Por essa razão, o elo de interesse comum entre ciência e espiritualidade será o Espiritismo, que muito contribuirá para a ciência tradicional entrevendo a vida na Terra e no Universo longe do paradigma materialista. Ainda que nosso aparelhamento sensorial atingisse exclusivamente os fenômenos materiais dentro das fronteiras em que vivemos, limitando a captação de outros níveis de ondas, isso não restringe a hipótese de haver mundos com seres organizados, e muito mais adiantados, espalhados pelo Universo imperceptível ao nosso olhar imediato. Essa consciência oportuniza novos meios de observação sem os quais se tornariam restritas as especulações sobre os extraterrestres.

Contudo, mediante as tecnologias mais sensíveis e conhecimentos inovadores no campo da matéria e energia escura, dos multiversos e exoplanetas, da comprovação dos buracos negros prevista por Einstein e, claro, da revisão conceitual do nosso próprio sistema solar, a Humanidade tem-se dado conta de que a vida é muito mais que um emaranhado de estruturas biológicas e compostos químicos. Daí o interesse em pesquisar os mundos não somente como candidatos a abrigarem vida material, mas aceitando-a também em outros planos vibratórios que se sobrepõem e interpenetram em incontáveis modulações e graus energéticos capazes de sustentar facetas alternativas da vida.

Até não muito tempo atrás, acreditava-se que pouquíssimos lugares no cosmos seriam convenientes ao desenvolvimento de organismos. Hoje, diferentes segmentos rebatem esse pensamento que buscava associar os elementos da vida a formações além da nossa compreensão, levando-nos a crer ser improvável ir a outro planeta e admitindo-o tão somente desértico ou desprovido de vida, mesmo que microscópica. Com as revoluções no campo da astrofísica, astronomia e bioquímica, estima-se haver estações onde os elementos do progresso são proporcionais ao adiantamento de cada criatura. Neste contexto, aguarda-se ansiosamente o anúncio da grande descoberta.
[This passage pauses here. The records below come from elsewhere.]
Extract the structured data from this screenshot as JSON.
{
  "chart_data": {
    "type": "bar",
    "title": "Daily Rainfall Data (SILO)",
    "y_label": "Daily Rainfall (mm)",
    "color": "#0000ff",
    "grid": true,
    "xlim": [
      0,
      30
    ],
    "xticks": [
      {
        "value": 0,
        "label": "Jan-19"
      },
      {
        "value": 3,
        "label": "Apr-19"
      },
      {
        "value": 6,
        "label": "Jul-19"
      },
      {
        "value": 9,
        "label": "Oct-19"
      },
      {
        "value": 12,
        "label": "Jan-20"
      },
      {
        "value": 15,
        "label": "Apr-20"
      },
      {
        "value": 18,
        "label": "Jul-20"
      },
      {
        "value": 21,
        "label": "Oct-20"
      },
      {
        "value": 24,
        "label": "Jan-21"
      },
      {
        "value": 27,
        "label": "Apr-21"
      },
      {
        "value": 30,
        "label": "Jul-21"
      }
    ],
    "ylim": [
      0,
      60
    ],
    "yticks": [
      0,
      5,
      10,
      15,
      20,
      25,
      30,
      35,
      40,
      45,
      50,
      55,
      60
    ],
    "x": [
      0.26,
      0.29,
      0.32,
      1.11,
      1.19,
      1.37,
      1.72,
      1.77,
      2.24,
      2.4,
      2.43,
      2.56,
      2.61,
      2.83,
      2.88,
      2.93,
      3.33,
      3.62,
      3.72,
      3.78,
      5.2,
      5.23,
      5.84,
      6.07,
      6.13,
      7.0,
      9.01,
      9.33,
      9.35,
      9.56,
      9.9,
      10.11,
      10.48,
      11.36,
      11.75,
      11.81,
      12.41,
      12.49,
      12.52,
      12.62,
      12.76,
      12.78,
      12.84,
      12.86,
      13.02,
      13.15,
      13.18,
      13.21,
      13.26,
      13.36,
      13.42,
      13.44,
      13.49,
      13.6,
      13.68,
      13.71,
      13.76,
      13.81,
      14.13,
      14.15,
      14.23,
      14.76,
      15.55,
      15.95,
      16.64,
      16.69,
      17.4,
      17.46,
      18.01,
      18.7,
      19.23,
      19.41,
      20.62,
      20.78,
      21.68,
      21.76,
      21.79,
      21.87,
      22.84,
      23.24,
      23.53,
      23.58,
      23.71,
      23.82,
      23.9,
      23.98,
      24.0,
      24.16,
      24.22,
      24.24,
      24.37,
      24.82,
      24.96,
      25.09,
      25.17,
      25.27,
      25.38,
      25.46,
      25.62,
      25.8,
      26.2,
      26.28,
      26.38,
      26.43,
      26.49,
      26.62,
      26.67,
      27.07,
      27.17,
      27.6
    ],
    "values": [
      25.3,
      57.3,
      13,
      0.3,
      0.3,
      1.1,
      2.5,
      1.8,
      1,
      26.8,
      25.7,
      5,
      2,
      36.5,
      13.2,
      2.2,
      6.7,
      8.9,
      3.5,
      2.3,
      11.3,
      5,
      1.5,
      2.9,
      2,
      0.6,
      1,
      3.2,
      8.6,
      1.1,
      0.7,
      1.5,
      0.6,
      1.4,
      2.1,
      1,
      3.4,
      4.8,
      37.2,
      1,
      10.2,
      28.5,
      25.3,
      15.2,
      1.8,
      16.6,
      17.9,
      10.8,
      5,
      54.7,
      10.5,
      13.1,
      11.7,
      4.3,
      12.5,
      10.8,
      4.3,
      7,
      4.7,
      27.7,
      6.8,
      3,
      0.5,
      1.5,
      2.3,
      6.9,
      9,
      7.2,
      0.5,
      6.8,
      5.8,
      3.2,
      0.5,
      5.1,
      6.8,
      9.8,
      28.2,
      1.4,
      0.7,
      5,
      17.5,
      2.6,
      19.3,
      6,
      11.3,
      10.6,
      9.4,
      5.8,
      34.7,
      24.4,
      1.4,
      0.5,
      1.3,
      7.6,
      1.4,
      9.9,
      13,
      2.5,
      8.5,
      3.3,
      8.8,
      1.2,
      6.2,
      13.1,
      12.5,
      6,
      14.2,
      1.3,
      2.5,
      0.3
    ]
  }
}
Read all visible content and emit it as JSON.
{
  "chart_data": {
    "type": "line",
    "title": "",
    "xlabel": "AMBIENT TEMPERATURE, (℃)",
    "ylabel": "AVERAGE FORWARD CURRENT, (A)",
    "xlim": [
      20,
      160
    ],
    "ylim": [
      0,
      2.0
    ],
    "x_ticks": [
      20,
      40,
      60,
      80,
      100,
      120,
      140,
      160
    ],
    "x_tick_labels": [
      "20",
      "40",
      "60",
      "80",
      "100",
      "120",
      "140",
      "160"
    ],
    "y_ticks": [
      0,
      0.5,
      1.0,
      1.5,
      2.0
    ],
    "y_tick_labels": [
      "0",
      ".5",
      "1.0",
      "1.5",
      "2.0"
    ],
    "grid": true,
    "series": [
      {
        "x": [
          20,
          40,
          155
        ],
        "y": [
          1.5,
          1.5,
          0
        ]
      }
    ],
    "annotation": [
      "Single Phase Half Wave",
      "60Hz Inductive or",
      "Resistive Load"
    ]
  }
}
Para o Espiritismo, isso não é ficção e o auspicioso surgimento da vida não é obra do acaso, nem se limita a um reduto seleto. É fato testemunhado pelos Espíritos, através do intercâmbio mediúnico na Codificação Kardequiana, e igualmente aceito pelo avanço científico que entrevê a possibilidade de vida extraterrena. Até a insensatez humana em crer que tudo no Universo foi criado somente para agradar-lhe aos olhos faz-nos refletir sobre o assunto, pois a opinião social já não aceita esse pensamento tacanho.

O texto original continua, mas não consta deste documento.